The change in concept is summarised in the joke that ‘surgery
succeeded, but the patient died’.
From the 1960s onwards, there grew in the West a greater
understanding of the harmony of nature and of the balance within the
human body - a tendency commonly called ‘New Age’ from a line in William
Blake’s ‘Milton’.
Along with such quackery as crystals and tarot cards, interest was
also kindled in aromatherapy, homeopathy, osteopathy and other, native
forms of healing such as Chinese acupuncture, North Indian ayurveda and
unani.
Healthcare system
As a result, today there is substantial tourism to Sri Lanka in
search of healing. The local industry has responded by building
‘ayurvedic spas’ - some of which only offer the most basic of
treatments, massages and the like.
In Sri Lanka, we have four distinct (although related) systems of
‘indigenous’ medicine: ayurveda, siddha (from South India), unani and
‘Sinhala vedakam’ (‘Sinhalese native medicine’, which the authorities,
in their wisdom, call ‘desheeya chikithsa’).

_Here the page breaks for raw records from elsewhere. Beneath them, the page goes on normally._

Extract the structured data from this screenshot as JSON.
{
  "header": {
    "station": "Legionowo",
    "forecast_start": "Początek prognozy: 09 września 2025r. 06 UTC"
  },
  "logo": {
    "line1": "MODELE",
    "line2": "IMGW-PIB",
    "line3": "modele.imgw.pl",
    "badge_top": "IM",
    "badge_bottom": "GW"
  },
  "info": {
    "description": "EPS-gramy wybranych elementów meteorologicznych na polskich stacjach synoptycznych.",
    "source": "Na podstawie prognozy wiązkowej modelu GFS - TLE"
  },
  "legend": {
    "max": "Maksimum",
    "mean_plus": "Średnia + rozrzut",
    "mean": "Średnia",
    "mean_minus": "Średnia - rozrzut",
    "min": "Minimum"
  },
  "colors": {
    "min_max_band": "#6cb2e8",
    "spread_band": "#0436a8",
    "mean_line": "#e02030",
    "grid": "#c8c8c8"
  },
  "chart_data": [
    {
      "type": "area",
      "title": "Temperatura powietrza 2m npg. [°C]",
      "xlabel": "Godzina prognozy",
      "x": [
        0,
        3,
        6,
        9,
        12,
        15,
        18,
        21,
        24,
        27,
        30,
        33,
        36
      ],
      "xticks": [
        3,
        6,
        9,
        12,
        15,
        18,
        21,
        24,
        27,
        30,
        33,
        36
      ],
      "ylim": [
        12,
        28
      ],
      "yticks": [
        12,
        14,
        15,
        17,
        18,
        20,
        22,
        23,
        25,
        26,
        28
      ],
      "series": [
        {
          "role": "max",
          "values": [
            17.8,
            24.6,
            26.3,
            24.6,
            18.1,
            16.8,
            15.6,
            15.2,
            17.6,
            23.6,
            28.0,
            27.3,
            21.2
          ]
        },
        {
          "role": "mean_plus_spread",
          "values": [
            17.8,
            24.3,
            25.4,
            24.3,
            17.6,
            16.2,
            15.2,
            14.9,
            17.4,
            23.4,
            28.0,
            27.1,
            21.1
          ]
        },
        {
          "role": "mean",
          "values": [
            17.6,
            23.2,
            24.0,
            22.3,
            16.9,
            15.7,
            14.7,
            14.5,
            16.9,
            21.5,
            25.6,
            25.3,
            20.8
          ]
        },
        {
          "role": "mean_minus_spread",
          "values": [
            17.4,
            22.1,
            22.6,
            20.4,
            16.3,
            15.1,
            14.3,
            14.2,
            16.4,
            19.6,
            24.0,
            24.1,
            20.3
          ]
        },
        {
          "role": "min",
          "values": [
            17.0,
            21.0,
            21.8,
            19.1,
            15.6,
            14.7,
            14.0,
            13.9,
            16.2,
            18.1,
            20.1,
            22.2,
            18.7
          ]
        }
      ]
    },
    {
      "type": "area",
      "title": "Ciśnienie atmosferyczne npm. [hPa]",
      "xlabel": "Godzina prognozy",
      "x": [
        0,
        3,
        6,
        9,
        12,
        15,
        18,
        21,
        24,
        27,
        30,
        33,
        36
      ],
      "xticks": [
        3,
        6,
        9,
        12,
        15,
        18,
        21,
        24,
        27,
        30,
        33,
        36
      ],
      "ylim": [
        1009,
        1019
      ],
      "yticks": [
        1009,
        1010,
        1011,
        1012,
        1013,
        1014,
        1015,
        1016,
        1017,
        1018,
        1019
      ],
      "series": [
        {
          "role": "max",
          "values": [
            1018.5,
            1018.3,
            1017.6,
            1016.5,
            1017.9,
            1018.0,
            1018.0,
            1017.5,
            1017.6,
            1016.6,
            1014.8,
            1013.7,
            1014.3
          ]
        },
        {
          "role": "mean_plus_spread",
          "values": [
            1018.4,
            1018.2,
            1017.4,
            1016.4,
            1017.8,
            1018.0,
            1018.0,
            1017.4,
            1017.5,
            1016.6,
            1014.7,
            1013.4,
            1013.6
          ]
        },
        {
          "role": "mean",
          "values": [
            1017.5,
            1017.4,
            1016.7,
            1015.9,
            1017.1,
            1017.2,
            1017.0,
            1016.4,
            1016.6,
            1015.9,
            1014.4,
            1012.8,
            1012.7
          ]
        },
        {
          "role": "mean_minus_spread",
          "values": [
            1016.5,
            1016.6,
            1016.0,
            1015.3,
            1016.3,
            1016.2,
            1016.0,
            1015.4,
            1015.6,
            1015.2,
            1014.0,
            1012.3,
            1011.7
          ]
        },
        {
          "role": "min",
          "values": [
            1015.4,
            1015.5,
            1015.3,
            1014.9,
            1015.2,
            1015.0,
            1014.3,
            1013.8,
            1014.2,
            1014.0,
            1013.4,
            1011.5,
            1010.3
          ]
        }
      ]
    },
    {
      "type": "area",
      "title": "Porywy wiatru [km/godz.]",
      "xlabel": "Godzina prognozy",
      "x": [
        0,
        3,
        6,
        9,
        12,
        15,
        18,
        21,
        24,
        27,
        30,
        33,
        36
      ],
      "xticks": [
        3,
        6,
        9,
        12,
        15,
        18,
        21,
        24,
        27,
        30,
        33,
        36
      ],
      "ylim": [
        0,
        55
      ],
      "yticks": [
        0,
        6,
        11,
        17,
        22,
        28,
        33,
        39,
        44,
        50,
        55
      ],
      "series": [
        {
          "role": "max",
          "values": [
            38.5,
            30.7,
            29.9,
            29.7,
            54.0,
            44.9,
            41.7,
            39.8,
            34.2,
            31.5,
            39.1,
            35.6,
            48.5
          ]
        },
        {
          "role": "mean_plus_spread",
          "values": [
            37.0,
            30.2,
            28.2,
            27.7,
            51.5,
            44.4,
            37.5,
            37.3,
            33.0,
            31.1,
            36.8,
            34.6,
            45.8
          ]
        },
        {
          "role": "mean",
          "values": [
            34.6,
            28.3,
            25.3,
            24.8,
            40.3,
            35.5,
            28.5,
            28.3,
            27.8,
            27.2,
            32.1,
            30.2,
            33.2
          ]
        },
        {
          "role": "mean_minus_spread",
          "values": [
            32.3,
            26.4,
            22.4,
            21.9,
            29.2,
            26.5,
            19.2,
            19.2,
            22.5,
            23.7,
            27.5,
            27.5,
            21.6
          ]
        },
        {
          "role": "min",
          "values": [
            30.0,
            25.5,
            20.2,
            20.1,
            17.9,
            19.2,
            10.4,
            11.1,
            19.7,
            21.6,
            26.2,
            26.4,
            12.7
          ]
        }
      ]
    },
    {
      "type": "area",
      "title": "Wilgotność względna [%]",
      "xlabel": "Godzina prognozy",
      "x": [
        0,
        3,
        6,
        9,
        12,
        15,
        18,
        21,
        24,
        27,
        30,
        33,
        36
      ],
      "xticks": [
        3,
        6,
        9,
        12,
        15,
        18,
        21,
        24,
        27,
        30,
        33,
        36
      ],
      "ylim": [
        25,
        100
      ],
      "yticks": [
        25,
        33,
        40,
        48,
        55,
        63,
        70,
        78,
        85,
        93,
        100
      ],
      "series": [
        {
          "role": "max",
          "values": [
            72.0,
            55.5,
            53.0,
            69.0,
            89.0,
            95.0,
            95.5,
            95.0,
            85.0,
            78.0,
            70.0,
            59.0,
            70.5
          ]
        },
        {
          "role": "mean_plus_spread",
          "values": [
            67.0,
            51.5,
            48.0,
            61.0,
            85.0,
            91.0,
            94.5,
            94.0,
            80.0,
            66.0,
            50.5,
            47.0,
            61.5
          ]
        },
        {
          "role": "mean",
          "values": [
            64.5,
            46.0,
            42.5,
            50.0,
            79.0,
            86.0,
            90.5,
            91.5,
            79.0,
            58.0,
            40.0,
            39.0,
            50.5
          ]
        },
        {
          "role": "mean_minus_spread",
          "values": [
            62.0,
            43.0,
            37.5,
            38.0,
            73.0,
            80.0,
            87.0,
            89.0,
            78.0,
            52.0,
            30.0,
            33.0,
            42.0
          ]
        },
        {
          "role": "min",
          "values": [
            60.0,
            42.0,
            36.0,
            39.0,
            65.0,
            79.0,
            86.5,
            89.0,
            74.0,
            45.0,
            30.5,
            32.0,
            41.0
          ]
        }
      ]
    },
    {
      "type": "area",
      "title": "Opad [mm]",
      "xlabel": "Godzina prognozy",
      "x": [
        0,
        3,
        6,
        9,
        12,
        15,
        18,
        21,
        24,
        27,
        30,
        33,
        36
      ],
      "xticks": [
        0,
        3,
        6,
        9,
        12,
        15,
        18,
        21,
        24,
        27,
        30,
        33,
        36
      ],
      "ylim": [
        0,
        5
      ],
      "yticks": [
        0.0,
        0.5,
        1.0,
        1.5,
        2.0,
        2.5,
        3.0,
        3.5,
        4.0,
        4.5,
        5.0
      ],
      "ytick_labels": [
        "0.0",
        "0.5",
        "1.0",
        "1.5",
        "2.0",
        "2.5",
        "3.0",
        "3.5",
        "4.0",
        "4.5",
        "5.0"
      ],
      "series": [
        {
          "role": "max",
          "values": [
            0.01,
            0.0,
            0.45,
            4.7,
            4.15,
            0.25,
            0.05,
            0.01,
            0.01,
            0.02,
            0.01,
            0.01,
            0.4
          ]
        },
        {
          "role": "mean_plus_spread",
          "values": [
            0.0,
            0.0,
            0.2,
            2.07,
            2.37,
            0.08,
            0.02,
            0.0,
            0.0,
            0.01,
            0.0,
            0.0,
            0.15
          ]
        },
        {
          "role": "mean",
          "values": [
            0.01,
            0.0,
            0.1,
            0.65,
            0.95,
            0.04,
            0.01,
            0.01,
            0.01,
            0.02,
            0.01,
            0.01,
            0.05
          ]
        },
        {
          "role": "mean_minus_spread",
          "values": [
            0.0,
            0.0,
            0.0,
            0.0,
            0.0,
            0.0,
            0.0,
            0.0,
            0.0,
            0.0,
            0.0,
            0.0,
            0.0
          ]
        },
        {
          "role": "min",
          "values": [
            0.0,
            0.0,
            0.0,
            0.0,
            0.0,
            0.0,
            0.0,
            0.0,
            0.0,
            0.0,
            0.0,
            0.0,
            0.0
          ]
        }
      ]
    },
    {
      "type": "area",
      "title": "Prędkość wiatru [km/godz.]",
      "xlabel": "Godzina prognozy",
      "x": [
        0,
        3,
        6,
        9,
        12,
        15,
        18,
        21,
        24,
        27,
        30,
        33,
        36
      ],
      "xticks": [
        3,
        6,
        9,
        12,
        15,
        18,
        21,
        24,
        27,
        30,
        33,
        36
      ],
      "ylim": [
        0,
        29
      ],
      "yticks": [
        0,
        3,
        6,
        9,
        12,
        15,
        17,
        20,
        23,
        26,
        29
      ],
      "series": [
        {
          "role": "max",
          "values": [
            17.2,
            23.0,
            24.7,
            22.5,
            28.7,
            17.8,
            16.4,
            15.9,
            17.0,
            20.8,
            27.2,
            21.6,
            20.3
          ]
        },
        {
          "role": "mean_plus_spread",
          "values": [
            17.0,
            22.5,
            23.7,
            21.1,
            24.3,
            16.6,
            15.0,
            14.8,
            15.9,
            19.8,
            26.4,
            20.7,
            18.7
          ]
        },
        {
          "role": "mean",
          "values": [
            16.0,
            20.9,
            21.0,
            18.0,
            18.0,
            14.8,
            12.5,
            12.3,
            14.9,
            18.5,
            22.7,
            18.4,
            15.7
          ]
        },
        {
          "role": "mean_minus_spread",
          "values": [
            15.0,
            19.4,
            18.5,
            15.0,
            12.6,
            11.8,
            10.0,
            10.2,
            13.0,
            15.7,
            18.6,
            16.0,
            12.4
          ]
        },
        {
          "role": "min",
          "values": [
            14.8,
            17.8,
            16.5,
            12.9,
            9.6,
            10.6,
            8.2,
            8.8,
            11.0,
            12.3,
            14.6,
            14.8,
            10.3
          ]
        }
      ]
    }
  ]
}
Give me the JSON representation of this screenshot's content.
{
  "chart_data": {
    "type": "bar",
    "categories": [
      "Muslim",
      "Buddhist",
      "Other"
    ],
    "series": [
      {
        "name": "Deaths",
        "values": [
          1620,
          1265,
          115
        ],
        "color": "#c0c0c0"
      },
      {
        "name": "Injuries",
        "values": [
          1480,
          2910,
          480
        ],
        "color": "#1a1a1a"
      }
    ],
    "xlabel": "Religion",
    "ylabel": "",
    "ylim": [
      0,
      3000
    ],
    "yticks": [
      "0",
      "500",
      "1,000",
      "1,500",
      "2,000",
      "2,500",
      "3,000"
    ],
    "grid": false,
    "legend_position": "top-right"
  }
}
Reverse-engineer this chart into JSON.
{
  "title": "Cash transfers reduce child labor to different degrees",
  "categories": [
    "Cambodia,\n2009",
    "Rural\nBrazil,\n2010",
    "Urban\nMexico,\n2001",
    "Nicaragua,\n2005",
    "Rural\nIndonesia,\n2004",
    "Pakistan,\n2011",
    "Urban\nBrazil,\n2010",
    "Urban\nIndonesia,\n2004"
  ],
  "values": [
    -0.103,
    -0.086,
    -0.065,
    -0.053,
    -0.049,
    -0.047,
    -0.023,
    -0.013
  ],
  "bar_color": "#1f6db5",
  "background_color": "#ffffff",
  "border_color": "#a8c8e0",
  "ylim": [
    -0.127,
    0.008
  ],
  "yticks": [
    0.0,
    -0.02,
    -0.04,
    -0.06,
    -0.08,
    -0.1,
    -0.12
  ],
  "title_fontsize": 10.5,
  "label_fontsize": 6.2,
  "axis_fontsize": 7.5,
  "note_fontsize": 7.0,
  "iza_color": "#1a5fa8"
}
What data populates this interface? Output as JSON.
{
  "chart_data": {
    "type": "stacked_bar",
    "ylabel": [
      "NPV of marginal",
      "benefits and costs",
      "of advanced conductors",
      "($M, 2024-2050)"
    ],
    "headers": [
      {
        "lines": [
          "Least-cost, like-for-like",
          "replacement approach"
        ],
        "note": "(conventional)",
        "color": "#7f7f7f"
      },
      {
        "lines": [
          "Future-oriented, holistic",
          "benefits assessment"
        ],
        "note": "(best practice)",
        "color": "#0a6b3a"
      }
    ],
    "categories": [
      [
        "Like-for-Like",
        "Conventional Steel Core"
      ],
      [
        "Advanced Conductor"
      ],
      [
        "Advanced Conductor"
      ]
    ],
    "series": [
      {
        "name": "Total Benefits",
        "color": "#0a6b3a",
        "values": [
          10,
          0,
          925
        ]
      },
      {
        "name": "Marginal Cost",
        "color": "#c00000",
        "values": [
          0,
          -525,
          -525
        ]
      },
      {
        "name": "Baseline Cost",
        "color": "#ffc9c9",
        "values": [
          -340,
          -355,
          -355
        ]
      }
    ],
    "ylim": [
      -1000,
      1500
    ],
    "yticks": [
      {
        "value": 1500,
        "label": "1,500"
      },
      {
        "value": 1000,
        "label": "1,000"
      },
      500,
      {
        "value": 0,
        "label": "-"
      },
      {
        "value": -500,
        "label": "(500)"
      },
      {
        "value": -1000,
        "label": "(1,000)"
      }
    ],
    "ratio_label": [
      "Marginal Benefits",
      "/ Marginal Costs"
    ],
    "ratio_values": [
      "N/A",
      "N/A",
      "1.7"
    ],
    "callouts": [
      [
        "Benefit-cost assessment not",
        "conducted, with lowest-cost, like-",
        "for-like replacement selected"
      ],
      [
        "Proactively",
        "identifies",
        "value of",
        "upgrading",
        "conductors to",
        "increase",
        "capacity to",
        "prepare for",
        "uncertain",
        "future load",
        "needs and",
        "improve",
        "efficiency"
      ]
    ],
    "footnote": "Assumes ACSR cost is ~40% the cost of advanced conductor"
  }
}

These have the capacity greatly to reduce the strain on the
healthcare system. For example, they are probably more efficacious than
Western methods in treating ills as diverse as haemorrhoids, arthritis,
repetitive strain injury and De Quervain’s tenosynovitis.
Indigenous medicine
There were recent reports of indigenous medicine being used to cure
breast cancer.
Recognition of the importance of indigenous medicine came with the
foundation in 1929 of the Ayurveda Teaching Hospital, now located at
Rajagiriya. This was followed in 1962 by the opening (by Jawaharlal
Nehru) of the Bandaranaike Memorial Ayurveda Research Institute at
Navinna.
In the 60s and 70s ayurvedic institutions were established at
Anuradhapura, Beliatta, Diyatalawa, Kurunegala, Lunawa, Pallekele and
Ratnapura, as well as the Siddha Ayurveda hospital at Kaithady and the
Ayurvedic Drugs Corporation.
The last three decades have seen a proliferation of ayurvedic
institutions, both hospitals and clinics, the latest being a new
hospital at Dickwella.
In the West there has been a growing trend movement to Integrate
‘complementary and traditional medicine’ in public health. In Sri Lanka
too, there has been a movement towards allowing patients a choice of
therapies (and not mutually exclusively).
For example, at the Cancer Hospital in Maharagama nearly 70 percent
of patients are given both Western and non-Western treatments.
Traditional doctors
In the 1970s Dr Senaka Bibile wanted to offer greater choice of drugs
to patients and it was his wish to establish an ayurvedic pharmacopeia.
Unfortunately, it was found that many practitioners refused to reveal
their formulas.
This secrecy on the part of native practitioners, particularly those
who have inherited their knowledge through the generations, is the worst
obstacle in the path of indigenous medicinal research and the education
of new doctors.
It is necessary to devise a programme which will provide sufficient
benefit to traditional doctors to cause them to divulge the information
they have hitherto withheld. It is only then that indigenous medicine
will be brought to some standard of parity with modern Western medicine.